This chapter, it is all about music and rhythm!
Can “Rock Lobster” Improve Your Running?
I like to listen to music when I run. Most of my friends who run do too!
Listening to music while you run can certainly improve your running experience.
Many runners like to talk about and compare their running play lists. What do you listen to? Classic Rock, Country, Pop, Hip-Hop, Jazz? Do you crank it up loud or just keep it soft in the background? There are as many personal preferences as there are runners!
There is, however, a very important factor that most runners do not talk about or even take into consideration when putting together a play list. And it is a factor that can dramatically affect your marathon training!
Tempo, tempo, tempo! No, I am not talking about Tempo Runs that I wrote about in a previous chapter. I am talking about the tempo of your music.

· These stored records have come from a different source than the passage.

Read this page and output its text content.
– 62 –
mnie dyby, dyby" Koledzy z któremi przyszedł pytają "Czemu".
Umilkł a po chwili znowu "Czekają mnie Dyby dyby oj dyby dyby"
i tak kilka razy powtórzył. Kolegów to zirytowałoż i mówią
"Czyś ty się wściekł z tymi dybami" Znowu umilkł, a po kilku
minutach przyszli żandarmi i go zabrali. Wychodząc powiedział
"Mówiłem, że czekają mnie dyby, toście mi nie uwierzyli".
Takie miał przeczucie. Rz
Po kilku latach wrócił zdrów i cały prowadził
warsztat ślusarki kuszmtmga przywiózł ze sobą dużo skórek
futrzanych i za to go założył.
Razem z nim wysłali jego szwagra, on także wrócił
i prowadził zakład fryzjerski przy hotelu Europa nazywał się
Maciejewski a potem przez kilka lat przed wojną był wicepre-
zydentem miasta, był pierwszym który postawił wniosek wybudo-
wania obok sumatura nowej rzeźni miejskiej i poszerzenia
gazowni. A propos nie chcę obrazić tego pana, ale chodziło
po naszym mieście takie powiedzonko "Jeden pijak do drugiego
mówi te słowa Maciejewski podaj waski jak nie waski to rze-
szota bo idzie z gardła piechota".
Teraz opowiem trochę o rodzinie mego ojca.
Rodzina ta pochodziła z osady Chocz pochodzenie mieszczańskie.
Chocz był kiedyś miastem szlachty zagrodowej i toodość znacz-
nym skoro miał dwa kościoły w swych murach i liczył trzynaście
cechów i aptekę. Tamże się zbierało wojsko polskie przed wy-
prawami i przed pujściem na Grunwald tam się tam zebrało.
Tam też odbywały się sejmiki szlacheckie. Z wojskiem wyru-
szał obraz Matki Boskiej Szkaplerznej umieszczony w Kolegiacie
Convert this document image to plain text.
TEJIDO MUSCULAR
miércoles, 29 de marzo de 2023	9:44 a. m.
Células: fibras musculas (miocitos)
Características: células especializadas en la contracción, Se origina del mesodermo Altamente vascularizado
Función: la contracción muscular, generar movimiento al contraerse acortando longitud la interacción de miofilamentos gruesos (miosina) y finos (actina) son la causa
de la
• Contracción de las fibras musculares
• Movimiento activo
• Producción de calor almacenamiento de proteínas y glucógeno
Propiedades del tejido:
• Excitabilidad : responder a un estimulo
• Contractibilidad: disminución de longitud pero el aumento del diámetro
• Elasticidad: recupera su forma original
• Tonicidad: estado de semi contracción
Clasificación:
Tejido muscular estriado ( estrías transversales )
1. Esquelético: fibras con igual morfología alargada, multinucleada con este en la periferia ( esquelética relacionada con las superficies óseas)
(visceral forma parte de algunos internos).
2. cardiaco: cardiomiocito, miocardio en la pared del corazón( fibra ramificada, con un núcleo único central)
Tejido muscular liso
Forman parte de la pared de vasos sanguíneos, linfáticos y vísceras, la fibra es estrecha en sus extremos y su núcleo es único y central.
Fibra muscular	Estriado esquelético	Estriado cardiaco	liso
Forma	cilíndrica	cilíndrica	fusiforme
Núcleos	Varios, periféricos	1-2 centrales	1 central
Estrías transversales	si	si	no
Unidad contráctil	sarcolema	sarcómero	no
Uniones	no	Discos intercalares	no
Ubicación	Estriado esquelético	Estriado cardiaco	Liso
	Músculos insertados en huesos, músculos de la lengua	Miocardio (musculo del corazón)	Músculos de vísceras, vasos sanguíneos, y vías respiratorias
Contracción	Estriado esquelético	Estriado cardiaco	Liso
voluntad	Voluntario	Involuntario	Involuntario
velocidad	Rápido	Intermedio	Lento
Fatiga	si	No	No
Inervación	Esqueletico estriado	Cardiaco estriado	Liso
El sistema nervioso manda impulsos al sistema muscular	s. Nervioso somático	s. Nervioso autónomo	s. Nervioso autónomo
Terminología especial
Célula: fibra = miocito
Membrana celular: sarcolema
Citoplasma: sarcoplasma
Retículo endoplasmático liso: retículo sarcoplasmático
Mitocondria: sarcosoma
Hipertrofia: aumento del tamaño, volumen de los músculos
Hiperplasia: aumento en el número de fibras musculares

Most runners just pick a bunch of songs they really like or that keep them pumped up. They do not think about the fact that they will naturally adjust their running stride to the tempo—some call it “cadence”—of the music they are listening to and are, therefore, constantly changing their running rhythm with every song.
I do not remember where I first learned about the ideal running tempo, but I know my running style has radically changed for the better now that I have put it into practice for the last two years.
“Rock Lobster” by the B-52s is one of the perfect running songs! Why? It’s exactly 180 BPM (beats per minute) — the ideal running tempo!
Someone studied elite runners for multiple distances and they all, regardless of height, weight, gender or nationality had one thing in common. They all ran at a tempo of about 180 beats (or steps) per minute. Most of the runners studied actually had no idea that this was their stride-rate. It was just how they ran. This study has become very popular and many of the new elite athletes have been trained to run at this pace.
Running at 180 steps per minute (or 3 steps per second!) will improve the way you run by forcing you to shorten your stride.
As far as stride length is concerned, shorter and faster is better than longer and slower!
Also, as for tempo, consistency is king! You should try to run at the same stride rate all the time! Increase or decrease your speed by lengthening or shortening your stride, but keep your feet moving at the same tempo. This is also true for running up hills or down hills.
If you are not already doing it, I want you to try it. It is going to feel awkward at first. But if you keep at it, it will be fun, and it will become your normal running rhythm and your running will improve!
180 BPM – The How To:
The easiest way to start running at 180 beats (steps) per minute is to practice jogging in place. Look at your watch and count to 3 for each second. So count 1 2 3, 1 2 3, 1 2 3, so that the 1s fall on each second. Start jogging in place to that tempo. Once you’ve got the rhythm down, keep counting to yourself and start moving forward so you are actually jogging. Keep your strides really short to start. Go slowly and gradually increase the length of your stride until you are running!
Many of us have iPhones or Androids or some other smart phones. One thing you can do is download a metronome app and set it to 180 BPM and run to the clicks of the metronome.
But this chapter was supposed to be about music! OK, let’s find the right songs and take our music to the streets!
I found a great product called MixMeister BPM Analyzer. It is FREE and available for both PC and Mac!
Here’s the link to download: http://www.youcangothedistance.com/bpmanalyzer
It will analyze all of the songs (MP3s) in your music library and update each of your songs with its BPM so your music software (I use iTunes) will automatically know the BPM each song. In iTunes, it is really easy to sort songs by BPM and simply drag the songs that are right at 90/180 BPM into a playlist.
Notice that I said 90/180 BPM. 90 BPM is the same tempo as 180 BPM, so do not let that confuse you.
Now you can really analyze the music that you’ve been listening to and know if it is the right tempo for you.
It was not until I really started to apply this technique of picking songs and being very intentional about my running tempo that I realized just how inconsistent my running tempo had been. I had music in my play list that was as slow as 75/150 BPM. In order to maintain my speed, I was having to really increase my stride length to maintain tempo with my music. Then the next song might be really fast, and I would have to change again…
Now that all of my songs are very close to the same tempo, my running tempo and stride length is much more consistent and my legs and knees are much happier about that!
Like trying anything new, this will certainly feel strange at first. It took me several weeks before I was running at a consistent 180 BPM without thinking about it. Now, I know my play list songs by heart so I can just sing them in my head even if I am running unplugged.
So go ahead and try this and let me know how it works out for you!
Also, it would be great if you posted the names of some of your favorite playlist songs in the comments!
Now, you’ve got a marathon to train for. So get your 180 BPM groove on and get rockin’!